Oh lord of mercy! I heard the insults of my life that day. He started by mumbling some words, then graduated to yelling, “What’s you guys problem? Who gave you admission to this school self? Why didn’t you go to a blind university where you can cope? Why are you always giving me problem in this class?!.. He ranted, raved and raged at me for some seconds before getting off my neck.

Maybe I felt a little bad, probably because it was in the presence of a considerable number of students; but how to get the test done was my main worry. Some of my classmates who were outside but captured the whole insulting scene quickly went hunting for a guy who later wrote the test for me.

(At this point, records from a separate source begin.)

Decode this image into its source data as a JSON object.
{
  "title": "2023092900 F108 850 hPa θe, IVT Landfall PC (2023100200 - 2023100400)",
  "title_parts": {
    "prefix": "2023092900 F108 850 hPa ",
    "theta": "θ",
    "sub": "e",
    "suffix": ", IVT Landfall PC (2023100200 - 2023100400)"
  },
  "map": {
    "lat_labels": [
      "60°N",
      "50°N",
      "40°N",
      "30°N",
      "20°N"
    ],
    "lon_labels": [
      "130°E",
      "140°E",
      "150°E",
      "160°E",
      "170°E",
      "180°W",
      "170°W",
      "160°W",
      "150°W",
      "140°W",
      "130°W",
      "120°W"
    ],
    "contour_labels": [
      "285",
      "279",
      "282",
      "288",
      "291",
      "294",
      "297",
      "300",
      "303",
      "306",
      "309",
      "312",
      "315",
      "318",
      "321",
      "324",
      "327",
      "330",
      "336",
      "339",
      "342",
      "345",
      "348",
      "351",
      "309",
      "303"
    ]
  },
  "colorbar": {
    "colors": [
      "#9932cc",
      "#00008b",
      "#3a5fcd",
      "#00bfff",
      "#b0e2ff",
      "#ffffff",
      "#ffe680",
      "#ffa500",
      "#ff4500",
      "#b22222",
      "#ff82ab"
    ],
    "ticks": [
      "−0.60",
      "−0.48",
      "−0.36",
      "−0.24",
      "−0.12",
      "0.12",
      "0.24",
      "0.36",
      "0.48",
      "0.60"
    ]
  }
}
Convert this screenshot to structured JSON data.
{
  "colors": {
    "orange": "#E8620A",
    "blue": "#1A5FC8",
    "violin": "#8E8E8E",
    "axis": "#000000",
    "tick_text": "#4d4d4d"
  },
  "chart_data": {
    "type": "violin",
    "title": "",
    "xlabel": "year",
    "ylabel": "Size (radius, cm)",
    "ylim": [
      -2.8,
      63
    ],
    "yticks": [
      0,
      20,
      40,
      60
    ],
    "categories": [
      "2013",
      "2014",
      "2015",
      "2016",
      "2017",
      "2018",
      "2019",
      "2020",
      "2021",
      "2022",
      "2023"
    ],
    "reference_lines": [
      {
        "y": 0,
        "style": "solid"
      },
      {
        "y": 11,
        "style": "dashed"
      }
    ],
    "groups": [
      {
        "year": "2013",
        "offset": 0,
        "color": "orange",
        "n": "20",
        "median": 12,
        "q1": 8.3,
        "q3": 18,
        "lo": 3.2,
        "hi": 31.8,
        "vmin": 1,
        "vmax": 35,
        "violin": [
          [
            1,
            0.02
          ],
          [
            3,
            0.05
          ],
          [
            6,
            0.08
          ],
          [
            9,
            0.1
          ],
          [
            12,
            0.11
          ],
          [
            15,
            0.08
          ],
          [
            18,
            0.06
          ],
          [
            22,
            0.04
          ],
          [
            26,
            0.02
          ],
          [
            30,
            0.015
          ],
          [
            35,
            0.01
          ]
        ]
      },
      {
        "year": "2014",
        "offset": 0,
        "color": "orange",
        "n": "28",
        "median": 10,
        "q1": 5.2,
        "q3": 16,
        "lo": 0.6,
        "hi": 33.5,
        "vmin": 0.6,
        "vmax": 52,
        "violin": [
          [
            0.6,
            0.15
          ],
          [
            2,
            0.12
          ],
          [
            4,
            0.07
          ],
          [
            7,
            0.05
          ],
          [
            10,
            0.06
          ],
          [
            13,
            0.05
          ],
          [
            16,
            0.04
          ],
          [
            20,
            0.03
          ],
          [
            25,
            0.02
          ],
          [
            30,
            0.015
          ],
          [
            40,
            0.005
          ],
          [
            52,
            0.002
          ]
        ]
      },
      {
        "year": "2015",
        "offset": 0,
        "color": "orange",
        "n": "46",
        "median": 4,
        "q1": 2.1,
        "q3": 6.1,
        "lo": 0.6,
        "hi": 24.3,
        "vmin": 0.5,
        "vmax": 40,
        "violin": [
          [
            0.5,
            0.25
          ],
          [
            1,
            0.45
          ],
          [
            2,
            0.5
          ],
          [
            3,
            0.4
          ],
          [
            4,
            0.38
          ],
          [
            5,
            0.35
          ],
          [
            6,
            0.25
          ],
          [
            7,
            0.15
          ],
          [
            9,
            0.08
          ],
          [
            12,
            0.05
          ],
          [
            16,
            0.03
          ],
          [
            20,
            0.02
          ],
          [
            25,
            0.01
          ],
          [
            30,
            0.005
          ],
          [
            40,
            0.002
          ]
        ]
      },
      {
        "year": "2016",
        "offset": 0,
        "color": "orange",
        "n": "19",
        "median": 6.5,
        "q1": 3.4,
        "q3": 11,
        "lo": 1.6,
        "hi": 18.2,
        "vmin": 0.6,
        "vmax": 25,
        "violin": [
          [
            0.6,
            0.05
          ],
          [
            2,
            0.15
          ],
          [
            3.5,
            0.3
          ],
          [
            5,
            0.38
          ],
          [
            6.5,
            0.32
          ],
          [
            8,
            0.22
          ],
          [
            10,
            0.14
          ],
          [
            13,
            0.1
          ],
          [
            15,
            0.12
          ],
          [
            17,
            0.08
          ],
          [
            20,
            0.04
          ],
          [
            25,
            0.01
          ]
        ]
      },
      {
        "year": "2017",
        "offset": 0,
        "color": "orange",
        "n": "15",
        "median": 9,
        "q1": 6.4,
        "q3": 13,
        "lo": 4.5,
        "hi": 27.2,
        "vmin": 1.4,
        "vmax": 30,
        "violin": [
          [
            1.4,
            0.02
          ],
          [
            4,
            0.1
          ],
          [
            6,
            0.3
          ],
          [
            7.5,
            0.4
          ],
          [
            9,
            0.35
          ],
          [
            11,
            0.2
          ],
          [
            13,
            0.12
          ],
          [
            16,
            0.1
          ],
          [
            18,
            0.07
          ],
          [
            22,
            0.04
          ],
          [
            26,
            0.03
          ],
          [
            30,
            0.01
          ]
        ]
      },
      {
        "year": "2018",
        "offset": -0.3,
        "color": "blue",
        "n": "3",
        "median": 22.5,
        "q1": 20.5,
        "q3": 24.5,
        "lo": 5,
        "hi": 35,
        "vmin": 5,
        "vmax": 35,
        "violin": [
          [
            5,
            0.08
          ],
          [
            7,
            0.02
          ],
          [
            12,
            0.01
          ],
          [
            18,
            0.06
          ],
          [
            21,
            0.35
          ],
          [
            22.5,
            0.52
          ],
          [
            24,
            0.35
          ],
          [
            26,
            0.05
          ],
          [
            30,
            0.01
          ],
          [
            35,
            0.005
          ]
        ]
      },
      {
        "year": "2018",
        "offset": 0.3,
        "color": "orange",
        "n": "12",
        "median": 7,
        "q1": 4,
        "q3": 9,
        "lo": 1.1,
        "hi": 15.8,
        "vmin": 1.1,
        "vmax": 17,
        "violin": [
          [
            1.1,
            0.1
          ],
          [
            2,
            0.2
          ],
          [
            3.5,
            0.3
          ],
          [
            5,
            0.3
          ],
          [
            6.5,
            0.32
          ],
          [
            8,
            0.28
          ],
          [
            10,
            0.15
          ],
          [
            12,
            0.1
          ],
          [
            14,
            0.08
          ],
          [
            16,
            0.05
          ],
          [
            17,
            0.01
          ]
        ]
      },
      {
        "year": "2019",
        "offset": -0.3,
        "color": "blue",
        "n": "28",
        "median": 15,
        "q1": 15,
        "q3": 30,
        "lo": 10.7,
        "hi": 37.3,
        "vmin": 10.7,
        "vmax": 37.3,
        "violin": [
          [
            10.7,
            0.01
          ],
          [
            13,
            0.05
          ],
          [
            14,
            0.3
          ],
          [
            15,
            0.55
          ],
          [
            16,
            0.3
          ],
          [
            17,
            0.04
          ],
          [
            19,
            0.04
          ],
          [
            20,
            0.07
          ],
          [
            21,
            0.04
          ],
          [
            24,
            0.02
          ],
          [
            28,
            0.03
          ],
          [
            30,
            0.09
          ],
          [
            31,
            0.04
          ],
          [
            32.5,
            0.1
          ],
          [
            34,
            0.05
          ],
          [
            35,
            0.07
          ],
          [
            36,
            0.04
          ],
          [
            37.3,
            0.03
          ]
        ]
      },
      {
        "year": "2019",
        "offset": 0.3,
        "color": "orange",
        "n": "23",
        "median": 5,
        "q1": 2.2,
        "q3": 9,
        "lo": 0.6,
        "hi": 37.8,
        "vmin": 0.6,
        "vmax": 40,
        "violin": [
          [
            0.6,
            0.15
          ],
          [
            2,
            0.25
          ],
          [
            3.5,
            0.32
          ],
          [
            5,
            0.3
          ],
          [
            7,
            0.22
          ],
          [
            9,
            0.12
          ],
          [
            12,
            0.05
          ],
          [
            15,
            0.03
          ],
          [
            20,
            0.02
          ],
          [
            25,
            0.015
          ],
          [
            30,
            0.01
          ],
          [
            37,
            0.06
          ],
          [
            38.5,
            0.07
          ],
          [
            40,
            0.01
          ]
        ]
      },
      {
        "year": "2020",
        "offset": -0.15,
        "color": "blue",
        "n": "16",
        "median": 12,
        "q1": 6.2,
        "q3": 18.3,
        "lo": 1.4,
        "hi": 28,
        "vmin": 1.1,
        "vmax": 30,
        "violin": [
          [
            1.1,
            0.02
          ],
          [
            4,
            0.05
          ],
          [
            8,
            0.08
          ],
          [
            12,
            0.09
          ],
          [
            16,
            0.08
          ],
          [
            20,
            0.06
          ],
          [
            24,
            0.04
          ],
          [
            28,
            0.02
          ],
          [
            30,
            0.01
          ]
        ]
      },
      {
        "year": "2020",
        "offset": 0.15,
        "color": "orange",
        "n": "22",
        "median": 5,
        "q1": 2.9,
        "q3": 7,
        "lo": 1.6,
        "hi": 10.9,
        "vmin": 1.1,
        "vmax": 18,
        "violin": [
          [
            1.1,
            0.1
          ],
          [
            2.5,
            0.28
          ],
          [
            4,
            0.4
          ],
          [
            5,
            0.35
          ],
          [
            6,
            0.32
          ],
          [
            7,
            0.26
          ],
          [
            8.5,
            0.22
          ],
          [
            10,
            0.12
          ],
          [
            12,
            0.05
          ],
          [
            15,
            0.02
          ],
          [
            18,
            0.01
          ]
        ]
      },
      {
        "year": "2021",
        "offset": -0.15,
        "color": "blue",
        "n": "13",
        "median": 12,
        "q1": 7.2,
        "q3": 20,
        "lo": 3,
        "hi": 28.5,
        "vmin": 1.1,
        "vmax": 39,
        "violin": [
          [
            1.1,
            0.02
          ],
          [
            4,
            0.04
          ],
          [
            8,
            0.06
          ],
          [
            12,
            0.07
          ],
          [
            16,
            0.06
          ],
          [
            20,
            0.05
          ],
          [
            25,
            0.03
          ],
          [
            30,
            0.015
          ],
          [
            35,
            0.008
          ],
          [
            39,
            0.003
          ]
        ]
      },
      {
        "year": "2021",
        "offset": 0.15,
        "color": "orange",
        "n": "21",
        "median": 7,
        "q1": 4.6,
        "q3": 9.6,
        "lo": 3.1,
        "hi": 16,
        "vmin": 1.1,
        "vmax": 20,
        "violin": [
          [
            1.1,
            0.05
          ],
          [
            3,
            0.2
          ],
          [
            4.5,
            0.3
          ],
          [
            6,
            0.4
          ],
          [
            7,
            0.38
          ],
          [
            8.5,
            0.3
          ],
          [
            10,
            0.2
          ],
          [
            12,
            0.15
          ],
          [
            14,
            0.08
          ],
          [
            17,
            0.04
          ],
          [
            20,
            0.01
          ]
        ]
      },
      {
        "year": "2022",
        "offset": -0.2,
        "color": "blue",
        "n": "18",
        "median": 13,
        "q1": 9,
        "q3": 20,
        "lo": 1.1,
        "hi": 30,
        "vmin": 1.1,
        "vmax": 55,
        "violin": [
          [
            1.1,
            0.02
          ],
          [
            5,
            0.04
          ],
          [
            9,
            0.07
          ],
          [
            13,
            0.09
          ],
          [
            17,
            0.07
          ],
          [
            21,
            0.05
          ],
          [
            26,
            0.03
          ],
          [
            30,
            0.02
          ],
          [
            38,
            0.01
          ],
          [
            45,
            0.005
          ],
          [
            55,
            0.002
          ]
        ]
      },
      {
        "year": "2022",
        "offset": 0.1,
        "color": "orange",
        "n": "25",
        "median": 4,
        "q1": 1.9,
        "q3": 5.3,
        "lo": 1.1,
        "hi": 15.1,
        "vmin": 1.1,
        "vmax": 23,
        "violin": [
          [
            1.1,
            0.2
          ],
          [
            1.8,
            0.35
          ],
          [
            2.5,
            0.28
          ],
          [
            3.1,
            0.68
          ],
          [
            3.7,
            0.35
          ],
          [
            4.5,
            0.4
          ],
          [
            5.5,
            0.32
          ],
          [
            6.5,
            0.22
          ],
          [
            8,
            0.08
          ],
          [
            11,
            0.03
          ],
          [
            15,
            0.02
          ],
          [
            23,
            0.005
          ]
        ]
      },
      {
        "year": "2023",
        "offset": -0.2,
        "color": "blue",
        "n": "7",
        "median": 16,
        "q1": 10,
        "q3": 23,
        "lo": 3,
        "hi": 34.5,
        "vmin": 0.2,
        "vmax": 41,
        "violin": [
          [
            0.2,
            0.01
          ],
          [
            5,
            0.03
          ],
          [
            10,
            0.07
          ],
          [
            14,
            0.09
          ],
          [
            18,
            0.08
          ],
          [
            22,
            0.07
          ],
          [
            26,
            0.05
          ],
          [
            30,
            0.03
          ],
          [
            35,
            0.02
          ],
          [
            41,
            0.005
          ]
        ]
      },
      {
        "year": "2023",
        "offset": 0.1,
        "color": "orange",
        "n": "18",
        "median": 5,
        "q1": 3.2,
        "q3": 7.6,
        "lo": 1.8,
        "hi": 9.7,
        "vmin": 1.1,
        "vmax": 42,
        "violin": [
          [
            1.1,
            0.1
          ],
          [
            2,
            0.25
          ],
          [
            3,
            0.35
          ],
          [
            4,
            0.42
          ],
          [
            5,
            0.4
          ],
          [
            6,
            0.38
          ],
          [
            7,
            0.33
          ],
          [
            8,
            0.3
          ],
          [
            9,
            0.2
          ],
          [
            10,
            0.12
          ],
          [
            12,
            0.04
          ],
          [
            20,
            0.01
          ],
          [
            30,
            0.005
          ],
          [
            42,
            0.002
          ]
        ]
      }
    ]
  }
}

Immediately the test was over and the lecturer left, some of my friends in class approached me and were like, ‘don’t mind Mr. Lecturer Demmy, all is well’. Mind Mr. Lecturer? Why on earth will I mind him? At least I can boast of an area where I’m more knowledgeable than him, he knows nothing about the twists of life while I know so much on that already.

Nine years ago, I had my sight, but today, I’m a blind Nigerian. Who knows tomorrow? Who knows what will become of him tomorrow? See, you’d better not mock me because what you see today may not be there tomorrow..

I eventually had an A in the course the lecturer took us on. Hey peeps! One word for Mr. Lecturer please.